# GraphQL

The **GraphQL** tab breaks traffic down by GraphQL operation: the queries,
mutations, and subscriptions clients send through routes you've marked as
GraphQL endpoints. Use it to find your most-used operations, separate validation
and resolver errors, and see how much of each operation's latency falls in your
upstream resolvers. It's visible when the project proxies a GraphQL API.

## When to use this

- Find the highest-volume operations and the ones clients call most.
- Separate resolver, validation, and auth errors when a GraphQL endpoint
  misbehaves.
- Compare total round-trip latency against resolver-only time to see whether the
  gateway or the upstream owns a slowdown.

## Summary KPIs

| Name              | What it measures                                                                              |
| ----------------- | --------------------------------------------------------------------------------------------- |
| **Operations**    | Total GraphQL operations in the window.                                                       |
| **Success Rate**  | Share of operations that completed without error. Secondary: ok / err split.                  |
| **p95 Latency**   | Total P95 across operations. Secondary: resolver P95.                                         |
| **Error Classes** | Total errored operations. Secondary: resolver / validation / auth split (`res · val · auth`). |

See [Metrics glossary](../reference/metrics-glossary.md) for error-class and
resolver-latency definitions.

## Charts

**GraphQL Operations Over Time.** Operation volume per interval. Populates once
a client sends a query, mutation, or subscription.

**Operation Types.** A donut splitting operations across **query**,
**mutation**, and **subscription**.

**Latency — Total vs Resolver.** Total P95 and resolver P95 over time, with P50
total, P95 total, P99 total, and P95 resolver summary cards. _What to look for:_
a total P95 well above the resolver P95 means the operation spends its time
outside your resolvers — in parsing, validation, or gateway policies — rather
than in the upstream.

## Operations table

| Column               | Notes                                          |
| -------------------- | ---------------------------------------------- |
| Operation            | The GraphQL operation name.                    |
| Type                 | query, mutation, or subscription.              |
| Operations           | Count with an inline volume bar.               |
| Errors               | Errored-operation count.                       |
| Error Rate           | Errors ÷ operations.                           |
| Complexity (avg/max) | Average and maximum computed query complexity. |
| p95                  | P95 latency for the operation.                 |

The table is searchable and sortable on any column (default: operations
descending).

## Filters

The filter bar applies.

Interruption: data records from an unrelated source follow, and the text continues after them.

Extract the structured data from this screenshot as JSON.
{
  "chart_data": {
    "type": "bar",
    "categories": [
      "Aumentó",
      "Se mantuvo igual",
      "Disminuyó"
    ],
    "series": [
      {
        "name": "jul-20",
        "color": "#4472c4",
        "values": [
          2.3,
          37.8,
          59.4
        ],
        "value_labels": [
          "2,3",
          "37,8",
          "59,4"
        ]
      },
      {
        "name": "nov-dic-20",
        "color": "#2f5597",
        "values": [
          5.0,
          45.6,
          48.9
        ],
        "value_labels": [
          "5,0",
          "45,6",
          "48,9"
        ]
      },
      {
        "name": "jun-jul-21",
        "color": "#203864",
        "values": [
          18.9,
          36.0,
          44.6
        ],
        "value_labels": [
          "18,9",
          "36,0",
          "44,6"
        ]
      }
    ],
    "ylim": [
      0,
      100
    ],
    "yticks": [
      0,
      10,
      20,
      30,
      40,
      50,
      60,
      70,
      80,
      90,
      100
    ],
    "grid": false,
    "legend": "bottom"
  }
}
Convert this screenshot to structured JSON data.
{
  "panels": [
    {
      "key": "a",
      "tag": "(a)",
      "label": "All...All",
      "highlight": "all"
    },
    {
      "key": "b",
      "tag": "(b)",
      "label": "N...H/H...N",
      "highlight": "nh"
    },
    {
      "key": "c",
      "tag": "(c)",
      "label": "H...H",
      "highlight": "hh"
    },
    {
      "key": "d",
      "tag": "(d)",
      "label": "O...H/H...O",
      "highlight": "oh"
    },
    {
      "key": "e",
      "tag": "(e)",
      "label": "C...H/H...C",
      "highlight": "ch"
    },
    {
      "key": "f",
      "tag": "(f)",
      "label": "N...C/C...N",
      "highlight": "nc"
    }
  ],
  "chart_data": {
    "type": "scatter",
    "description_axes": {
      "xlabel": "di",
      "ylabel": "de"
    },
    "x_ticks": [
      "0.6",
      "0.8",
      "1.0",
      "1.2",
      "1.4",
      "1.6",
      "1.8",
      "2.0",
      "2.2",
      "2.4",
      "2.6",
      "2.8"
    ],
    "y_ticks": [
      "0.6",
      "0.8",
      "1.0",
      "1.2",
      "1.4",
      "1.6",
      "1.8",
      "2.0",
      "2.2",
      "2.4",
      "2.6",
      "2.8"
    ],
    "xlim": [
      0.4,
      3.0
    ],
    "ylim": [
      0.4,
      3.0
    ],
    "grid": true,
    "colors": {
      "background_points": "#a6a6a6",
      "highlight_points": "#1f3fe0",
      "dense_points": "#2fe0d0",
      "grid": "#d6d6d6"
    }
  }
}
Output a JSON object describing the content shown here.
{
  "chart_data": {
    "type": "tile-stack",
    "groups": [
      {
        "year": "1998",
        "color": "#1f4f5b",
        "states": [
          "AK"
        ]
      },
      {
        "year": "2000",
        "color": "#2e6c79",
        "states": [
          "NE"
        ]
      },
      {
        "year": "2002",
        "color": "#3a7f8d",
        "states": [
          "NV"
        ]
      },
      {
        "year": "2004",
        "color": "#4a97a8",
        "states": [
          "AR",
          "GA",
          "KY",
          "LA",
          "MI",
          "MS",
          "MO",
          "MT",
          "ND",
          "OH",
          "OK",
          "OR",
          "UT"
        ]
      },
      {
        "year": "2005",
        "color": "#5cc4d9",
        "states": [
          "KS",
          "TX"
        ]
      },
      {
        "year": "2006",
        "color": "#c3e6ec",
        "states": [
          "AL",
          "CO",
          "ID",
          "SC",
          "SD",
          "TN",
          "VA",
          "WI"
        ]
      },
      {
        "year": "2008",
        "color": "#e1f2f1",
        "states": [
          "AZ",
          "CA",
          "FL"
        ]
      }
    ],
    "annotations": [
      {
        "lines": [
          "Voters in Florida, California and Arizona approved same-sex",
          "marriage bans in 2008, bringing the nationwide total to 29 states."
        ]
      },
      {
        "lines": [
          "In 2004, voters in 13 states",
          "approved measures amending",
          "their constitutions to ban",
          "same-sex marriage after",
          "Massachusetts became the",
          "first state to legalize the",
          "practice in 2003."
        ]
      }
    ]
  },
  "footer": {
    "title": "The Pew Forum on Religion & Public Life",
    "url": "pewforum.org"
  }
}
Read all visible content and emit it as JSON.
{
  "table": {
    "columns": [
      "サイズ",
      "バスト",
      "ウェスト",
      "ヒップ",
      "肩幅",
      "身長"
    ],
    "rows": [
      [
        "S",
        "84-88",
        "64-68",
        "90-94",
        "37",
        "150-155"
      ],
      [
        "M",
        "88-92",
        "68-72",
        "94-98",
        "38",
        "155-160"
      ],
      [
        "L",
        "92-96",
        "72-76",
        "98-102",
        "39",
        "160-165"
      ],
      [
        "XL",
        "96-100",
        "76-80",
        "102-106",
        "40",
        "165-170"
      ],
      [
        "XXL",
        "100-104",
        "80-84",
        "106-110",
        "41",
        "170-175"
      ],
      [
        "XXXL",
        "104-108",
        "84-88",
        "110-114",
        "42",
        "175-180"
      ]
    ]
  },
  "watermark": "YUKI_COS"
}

See [Shared controls](../shared-controls.md#filters).

## Troubleshooting

**The GraphQL tab is empty.** No GraphQL operations arrived in the selected
window. Operations appear once a client sends a query, mutation, or subscription
through a route you've marked as a GraphQL endpoint. See
[GraphQL on Zuplo](../../articles/graphql.mdx) for how to mark a route.

**The tab isn't visible.** Visibility requires at least one route you've marked
as a GraphQL endpoint. See [GraphQL on Zuplo](../../articles/graphql.mdx).

**Total latency is high but resolver latency is low.** The operation spends its
time outside your resolvers. Check the gateway policies on the GraphQL route —
parsing, validation, complexity analysis, or auth — rather than the upstream.